Socially Anxious Drawing Machine (SADMachine) // ONGOING BUILD

A goofy little build I created for a class. This Instructable will be updated as I continue to expand upon it.

The (hopeful) description:

The SAD Machine reads distance data and uses it to determine the upper and lower bounds of a random number generator. This random number generator determines the angle of the machine's arm, which is suspended above a slowly rotating platform. A hole at the end of the arm allows you to insert tools that will mark up whatever material is placed on the platform.

As of right now, this machine does absolutely nothing except go absolutely hog wild whenever anything gets too close. My plan is to eventually expand it into a drawing machine that works kind of like a record player - a rotating dais powered by a DC motor holds material as the jitter machine makes random scratches on it using a set of interchangeable "drawing" tools attached to a servo arm.

This Instructable is where I'm going to document my slow descent into madness as I eventually get just as anxious as the machine while trying to figure out how to make it work.

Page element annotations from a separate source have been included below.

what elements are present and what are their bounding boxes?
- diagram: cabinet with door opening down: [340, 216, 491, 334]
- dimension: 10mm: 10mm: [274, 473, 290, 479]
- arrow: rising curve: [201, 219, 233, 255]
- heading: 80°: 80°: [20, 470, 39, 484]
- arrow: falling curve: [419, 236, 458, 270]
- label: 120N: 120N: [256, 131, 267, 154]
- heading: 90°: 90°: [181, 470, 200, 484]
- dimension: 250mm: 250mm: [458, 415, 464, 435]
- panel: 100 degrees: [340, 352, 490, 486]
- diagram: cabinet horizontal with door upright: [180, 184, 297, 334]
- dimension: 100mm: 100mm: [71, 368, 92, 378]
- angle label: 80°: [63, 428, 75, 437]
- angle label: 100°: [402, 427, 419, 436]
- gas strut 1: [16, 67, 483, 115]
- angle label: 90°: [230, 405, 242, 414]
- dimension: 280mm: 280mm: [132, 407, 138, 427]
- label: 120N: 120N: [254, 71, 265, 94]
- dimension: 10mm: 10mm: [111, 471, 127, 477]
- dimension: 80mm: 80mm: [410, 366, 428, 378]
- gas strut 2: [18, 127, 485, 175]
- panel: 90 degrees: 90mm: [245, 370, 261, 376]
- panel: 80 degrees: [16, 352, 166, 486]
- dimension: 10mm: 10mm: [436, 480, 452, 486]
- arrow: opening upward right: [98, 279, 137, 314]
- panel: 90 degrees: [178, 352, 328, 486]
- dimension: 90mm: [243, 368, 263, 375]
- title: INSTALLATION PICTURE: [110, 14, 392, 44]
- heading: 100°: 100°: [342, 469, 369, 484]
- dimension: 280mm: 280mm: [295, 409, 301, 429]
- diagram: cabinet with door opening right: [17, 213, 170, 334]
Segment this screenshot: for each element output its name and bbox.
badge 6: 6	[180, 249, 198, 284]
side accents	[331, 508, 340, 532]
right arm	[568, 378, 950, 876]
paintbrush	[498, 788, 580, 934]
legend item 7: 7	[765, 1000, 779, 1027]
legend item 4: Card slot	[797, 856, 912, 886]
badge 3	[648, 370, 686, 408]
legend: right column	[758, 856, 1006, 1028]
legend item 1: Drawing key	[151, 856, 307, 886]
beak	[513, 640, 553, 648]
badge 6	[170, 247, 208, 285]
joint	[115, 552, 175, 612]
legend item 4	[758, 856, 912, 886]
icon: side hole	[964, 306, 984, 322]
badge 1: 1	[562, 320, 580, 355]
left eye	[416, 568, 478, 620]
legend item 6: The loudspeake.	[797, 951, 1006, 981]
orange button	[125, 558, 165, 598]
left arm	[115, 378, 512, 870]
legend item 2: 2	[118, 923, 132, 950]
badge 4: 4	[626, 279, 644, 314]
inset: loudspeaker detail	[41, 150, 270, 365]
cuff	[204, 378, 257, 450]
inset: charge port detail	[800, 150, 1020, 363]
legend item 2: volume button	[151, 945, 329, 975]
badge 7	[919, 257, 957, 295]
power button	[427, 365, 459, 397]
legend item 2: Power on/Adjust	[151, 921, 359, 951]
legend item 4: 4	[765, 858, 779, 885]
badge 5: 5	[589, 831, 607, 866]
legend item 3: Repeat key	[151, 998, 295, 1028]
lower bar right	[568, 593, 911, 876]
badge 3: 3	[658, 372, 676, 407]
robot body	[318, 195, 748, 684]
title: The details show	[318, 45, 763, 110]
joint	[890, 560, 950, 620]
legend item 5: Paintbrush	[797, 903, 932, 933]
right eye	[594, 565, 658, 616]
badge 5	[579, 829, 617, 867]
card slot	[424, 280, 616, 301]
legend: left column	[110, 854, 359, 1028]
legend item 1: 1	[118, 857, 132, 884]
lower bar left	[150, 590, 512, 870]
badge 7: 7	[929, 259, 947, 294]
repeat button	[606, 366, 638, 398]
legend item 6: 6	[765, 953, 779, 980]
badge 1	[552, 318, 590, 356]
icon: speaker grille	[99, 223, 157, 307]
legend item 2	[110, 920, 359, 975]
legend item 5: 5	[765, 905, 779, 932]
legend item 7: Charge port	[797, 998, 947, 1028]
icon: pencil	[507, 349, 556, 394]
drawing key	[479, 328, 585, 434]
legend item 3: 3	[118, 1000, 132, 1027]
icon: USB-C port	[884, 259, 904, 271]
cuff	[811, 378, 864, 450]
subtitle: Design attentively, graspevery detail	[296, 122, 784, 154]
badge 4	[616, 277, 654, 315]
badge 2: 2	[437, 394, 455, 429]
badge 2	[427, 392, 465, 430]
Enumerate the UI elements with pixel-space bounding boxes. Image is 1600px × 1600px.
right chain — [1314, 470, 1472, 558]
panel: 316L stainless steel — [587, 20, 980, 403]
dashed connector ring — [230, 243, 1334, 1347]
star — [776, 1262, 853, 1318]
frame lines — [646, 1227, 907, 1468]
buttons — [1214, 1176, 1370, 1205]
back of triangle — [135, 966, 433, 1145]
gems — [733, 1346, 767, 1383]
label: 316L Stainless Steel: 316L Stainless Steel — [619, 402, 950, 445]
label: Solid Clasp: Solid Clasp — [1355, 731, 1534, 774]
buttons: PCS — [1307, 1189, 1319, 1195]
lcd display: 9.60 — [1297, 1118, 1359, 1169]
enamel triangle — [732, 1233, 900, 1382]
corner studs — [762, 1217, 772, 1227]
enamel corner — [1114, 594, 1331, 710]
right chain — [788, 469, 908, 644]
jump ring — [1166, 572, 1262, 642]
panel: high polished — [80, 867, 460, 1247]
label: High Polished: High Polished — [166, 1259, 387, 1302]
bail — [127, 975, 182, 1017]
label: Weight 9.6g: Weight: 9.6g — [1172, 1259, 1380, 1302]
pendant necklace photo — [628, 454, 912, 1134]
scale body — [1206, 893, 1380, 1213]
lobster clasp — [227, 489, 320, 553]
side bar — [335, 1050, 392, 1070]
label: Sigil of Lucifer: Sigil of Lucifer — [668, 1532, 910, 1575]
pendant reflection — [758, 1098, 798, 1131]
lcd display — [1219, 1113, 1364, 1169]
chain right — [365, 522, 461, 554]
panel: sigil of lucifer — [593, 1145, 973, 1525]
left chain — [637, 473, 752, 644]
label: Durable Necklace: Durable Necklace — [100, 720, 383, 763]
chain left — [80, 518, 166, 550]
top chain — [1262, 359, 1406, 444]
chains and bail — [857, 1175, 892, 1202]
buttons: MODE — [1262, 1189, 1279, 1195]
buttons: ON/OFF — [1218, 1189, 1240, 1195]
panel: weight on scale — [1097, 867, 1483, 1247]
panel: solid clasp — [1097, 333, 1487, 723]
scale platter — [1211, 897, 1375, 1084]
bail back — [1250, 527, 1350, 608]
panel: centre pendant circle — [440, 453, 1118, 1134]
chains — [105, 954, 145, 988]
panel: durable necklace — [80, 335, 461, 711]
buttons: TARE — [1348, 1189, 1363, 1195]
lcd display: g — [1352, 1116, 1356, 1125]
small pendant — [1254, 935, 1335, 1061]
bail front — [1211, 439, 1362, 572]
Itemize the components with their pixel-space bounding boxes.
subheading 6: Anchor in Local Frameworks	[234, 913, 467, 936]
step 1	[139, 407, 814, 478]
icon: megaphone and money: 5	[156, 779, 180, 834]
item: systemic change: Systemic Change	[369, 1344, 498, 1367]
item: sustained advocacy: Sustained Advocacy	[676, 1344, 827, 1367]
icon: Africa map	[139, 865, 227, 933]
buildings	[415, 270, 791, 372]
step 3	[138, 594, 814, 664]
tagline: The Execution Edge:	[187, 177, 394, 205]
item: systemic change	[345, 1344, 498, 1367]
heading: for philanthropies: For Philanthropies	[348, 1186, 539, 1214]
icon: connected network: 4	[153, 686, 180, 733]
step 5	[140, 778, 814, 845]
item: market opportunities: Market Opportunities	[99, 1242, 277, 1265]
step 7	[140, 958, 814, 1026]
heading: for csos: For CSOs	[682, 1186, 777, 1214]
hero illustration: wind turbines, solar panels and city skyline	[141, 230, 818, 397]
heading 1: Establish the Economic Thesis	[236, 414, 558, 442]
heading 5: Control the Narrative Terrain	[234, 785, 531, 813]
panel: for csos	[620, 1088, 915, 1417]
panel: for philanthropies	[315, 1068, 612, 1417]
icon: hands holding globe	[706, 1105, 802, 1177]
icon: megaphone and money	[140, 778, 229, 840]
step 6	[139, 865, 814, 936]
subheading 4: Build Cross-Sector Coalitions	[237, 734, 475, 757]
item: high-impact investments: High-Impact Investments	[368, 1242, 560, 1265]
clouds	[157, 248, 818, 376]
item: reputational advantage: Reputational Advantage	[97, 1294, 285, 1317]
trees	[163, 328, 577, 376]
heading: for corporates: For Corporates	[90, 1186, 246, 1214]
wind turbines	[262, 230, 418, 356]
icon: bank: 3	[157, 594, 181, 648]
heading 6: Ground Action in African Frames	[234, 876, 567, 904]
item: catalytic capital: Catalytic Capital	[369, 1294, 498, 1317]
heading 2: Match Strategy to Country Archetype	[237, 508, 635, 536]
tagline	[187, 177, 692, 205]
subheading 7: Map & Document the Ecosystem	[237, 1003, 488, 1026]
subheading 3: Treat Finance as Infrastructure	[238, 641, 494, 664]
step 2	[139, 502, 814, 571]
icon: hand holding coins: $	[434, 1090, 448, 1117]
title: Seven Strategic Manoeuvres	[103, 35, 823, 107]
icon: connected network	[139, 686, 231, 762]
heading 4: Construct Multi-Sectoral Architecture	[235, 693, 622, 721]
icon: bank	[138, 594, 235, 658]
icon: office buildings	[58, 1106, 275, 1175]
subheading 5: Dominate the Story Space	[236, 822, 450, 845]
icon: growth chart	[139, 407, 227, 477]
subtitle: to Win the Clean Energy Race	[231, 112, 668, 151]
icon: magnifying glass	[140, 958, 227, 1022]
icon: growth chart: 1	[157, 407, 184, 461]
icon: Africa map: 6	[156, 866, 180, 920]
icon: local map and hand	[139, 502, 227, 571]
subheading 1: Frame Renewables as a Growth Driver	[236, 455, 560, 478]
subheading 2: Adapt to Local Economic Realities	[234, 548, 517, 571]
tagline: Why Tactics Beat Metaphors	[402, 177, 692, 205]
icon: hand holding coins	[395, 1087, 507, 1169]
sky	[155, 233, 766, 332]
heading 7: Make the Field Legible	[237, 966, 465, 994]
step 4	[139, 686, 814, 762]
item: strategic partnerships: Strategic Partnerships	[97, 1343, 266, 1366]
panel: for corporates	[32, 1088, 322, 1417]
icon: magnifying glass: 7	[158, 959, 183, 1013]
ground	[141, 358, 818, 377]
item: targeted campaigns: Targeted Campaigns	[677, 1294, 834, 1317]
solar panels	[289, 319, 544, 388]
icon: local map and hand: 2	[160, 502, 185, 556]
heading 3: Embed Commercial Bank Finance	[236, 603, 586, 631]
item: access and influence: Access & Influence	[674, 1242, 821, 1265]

// LATEST UPDATE: DEC 5th, 2022 //

As of the latest update, this is what the supply list looks like:

HARDWARE //

• Breadboards x2
• Arduino UNO x2
• High torque servo motor
• HC-SR04 Distance sensor
• MDF + Plywood // I used a CNC router to cut and mill any material thicker than 1/4", and a laser cutter for all materials 1/4" and thinner.
• Base: 3/4" x 12" x 24"
• Platform: 3/4" x 12" x 24"
• Arm: 1/2" and 1/4" plywood
• Wire (1/16" thick...I don't know what gauge that is)
• Wood glue
• Data cables x2
• Jumper wires (Female to male, male to male)
• Lazy susan/ball bearing thing? No clue what these are actually called
• DC motor
• 3D printer + PLA filament
• Servo base: PLA
• Wheel: PLA+Plasti-Dip spray paint (Seriously, just get a DC motor wheel for this part. Way easier than waiting 5 HOURS for the printed wheel to be usable.)
• 9V batteries x2 (Or something equivalent) + connectors

SOFTWARE //

• Arduino IDE
• Windows 3D Builder (because I cannot for the life of me figure out Blender or Rhino)
• your 3d slicer of choice. I used Cura
• Carbide Create and Carbide Motion

This circuitry looks horrendous so I'm going to try my best to explain the pinouts.

Distance Sensor:

• VCC -> 3.3V pin on the Arduino
• Trig (Output) and Echo (Input) -> Any of the digital (PWM) pins
• GND -> One of the GND pins on the Arduino

Servo motor:

• Power (red wire) -> 5V pin
• Ground (typically black or brown) -> The other GND pin on the Arduino
• Signal (yellow or orange) -> One of the PWM pins

This can be done without a breadboard to make it less confusing - I used a breadboard to allow more freedom of movement for the distance sensor so that I could test it.

Here I used Desmos Graphing Calculator and a whole lot of guesswork to create a function to determine the amount of jitter based on distance readings. The arm rotates between 0 and 270 degrees, and the smaller the distance reading gets, the greater the upper and lower bounds of the random number generators. The function works nicely on the foamcore model I made, so it's time to scale up.

To make the platform spin, I wrote a really simple piece of code to control the speed of the DC motor.

I wanted to make the Jitter Machine large enough to eventually draw larger marks on material.

The parts I ended up using:

• High torque servo motor off of Amazon
• CNC milled 11" diameter plate and base for the rotating platform - 3/4" MDF
• CNC milled arm for the servo motor
• 3D printed base for the arm. I ended up drilling a 1/4" hole in one side to allow the wires connected to the servo to pass through.
• DC motor and L239D chip

Though all the parts worked in the small scale model, I ran into a problem pretty quickly: The plate was so heavy it prevented the DC motor from rotating.

After some feedback from my classmates, I acquired some more parts and changed the layout of the machine: the platform is now connected to a lazy susan/ball bearing platform thing, and the DC motor now spins the platform from the side instead of being attached in the center using a small wheel that spins against the side of the top plate. I made a small wheel in 3D Builder out of a torus and two cylinders, printed it in PLA and gave it a few coats of Plasti-Dip. The hole in the center was too small, so I used a 1/16" drill bit to widen it. The shaft of the DC motor is just under 1/16" thick, so the wheel fit snugly and was light enough to allow the motor to spin.

One of my friends also suggested adding an upper limit to the jitter function - when the machine cannot detect objects within a certain range, it enters Maximum Jitter Mode. There's not really any purpose here except to add relatability to the machine - it gets anxious when people or objects are too close, but it'll also get anxious when no one's around.

I milled out a platform to hold the whole thing together when it runs. The large pocket cut in the center allows the platform to slide in and out under the arm so that materials can be exchanged. The smaller pocket was supposed to hold the base of the arm, but ended up being unnecessary.